As previously reported by EnergyChoiceMatters.com, the joint proposal reduces by $13.7 million, in the aggregate, the cashout obligations of marketers with net deficiency imbalances for January, February and/or March 2014 that would be credited to ConEd full service customers

As more fully discussed in our prior story (click here), the joint proposal addresses the combination of colder-than-normal weather in January, February, and March, which, coupled with an increasing percentage of firm transportation customers with no historical billing data (e.g., higher numbers of new accounts), resulted in differentials between marketer deliveries and actual usage by firm transportation customers that fell significantly outside the range of historical differentials.

The PSC accepted the joint proposal, but directed that ConEd should not wait until its next gas reconciliation filing (for the 12 months ending August 31, 2015) to reflect the impact that adjusted cashout payments will have on the commodity cost of full service customers.

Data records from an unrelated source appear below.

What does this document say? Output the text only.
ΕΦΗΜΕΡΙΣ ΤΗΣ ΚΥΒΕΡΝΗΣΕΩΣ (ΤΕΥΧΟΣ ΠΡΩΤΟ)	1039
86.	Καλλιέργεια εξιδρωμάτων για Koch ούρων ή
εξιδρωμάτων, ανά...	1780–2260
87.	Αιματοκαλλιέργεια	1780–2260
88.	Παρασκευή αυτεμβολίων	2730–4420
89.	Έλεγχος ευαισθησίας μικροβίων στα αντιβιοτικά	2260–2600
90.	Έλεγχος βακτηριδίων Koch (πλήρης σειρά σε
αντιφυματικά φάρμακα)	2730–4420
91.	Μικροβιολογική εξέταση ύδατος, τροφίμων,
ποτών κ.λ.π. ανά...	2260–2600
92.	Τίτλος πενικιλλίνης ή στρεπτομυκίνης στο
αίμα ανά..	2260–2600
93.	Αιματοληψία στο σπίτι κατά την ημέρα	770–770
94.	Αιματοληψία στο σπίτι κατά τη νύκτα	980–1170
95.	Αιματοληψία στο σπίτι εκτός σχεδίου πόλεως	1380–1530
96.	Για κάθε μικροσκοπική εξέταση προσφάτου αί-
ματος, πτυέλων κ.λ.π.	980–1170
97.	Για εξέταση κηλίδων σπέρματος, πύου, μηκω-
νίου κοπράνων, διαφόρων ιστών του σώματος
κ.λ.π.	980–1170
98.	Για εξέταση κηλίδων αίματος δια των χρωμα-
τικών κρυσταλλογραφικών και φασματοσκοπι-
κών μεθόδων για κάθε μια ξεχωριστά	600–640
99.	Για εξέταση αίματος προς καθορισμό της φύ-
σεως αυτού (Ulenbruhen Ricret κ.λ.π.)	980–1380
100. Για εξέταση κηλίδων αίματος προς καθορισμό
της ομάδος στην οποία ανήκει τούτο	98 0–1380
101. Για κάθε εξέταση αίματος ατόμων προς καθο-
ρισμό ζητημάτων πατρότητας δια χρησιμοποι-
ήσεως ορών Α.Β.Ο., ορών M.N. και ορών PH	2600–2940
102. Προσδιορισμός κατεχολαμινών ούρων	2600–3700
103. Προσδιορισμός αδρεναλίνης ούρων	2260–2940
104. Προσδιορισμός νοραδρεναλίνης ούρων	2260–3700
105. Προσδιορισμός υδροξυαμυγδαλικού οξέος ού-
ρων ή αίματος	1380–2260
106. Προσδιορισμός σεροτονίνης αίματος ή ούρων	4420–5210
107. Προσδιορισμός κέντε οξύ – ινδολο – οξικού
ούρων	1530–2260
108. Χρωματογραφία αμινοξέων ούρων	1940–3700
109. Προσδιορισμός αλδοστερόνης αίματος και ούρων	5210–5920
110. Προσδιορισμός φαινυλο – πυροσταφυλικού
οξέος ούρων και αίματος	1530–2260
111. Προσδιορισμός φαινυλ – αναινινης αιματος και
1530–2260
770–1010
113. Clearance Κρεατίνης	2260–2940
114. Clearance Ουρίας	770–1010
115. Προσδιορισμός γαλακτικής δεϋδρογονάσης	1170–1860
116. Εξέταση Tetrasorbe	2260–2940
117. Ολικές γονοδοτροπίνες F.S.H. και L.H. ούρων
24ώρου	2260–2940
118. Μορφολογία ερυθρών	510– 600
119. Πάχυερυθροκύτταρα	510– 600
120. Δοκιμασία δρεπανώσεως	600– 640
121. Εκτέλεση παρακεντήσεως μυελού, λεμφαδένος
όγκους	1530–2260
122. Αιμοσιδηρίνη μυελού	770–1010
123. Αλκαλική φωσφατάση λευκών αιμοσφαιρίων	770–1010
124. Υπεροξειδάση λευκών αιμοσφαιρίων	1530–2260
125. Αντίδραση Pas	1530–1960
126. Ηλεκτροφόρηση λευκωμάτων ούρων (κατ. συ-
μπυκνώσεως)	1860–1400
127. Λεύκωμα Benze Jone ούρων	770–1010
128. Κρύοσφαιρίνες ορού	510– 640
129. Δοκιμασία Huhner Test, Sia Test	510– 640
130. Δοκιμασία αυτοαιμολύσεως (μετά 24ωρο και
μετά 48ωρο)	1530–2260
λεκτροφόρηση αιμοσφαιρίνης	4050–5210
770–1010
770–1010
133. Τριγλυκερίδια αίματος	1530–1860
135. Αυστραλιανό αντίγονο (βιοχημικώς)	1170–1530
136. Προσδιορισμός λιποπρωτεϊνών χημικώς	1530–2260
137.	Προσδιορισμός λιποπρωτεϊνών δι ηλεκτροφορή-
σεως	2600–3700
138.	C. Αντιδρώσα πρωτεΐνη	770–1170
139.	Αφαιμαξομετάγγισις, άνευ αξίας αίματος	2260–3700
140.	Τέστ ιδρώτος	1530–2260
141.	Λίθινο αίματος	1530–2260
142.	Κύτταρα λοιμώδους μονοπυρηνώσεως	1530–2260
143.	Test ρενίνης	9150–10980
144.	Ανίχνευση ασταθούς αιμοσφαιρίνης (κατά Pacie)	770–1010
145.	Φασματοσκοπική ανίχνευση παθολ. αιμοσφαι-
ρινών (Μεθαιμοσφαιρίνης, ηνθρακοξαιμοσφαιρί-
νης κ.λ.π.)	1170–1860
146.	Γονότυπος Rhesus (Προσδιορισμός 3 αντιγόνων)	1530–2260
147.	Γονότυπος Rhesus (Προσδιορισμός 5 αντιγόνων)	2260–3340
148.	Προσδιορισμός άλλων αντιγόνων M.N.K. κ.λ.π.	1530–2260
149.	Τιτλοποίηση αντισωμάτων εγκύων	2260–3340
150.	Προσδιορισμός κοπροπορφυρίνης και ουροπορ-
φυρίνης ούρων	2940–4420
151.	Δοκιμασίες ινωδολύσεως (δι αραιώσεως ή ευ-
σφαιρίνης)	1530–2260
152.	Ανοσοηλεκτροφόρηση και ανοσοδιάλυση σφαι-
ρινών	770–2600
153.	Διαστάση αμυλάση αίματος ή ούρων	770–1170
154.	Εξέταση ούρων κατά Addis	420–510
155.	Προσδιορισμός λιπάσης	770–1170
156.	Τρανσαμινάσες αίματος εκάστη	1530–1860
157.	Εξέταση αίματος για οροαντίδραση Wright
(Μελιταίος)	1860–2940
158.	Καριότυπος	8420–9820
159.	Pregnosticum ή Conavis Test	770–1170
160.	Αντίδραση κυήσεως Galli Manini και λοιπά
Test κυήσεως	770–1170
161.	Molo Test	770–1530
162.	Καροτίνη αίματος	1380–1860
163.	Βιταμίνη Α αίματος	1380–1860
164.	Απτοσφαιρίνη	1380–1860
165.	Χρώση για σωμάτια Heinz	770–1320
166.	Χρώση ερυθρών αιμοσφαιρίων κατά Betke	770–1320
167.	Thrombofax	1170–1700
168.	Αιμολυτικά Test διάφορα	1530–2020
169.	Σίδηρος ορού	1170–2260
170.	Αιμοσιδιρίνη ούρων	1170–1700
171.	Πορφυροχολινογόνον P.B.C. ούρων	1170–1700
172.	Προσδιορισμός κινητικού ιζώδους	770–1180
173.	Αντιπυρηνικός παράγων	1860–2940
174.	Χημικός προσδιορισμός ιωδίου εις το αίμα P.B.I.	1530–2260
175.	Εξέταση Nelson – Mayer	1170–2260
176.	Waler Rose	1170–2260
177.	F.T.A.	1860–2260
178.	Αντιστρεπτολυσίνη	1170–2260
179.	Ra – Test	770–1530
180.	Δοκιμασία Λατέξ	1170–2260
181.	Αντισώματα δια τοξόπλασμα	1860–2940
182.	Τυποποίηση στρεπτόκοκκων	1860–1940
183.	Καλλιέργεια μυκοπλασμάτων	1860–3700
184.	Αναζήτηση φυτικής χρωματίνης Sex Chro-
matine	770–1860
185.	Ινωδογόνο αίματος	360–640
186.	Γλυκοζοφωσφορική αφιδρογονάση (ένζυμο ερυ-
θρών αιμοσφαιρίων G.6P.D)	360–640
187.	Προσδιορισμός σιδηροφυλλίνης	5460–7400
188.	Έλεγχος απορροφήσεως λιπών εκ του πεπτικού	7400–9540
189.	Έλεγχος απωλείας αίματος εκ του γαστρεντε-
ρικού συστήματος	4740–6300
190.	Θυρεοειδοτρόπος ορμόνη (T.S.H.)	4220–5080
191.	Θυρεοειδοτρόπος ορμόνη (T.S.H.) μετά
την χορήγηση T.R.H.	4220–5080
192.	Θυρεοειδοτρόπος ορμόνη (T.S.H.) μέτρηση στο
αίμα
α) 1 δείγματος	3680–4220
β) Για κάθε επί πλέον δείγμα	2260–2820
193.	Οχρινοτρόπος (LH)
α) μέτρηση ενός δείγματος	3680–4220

"It is more reasonable for Con Edison to address this through an interim adjustment," the PSC said.

"Therefore, Con Edison shall address the adjustment resulting from the re-calculated cashout obligations through an interim adjustment to the rate submitted in Case 14-G-0325 beginning with the first billing cycle in February 2015. The interim adjustment will continue throughout the remainder of 2015," the PSC said.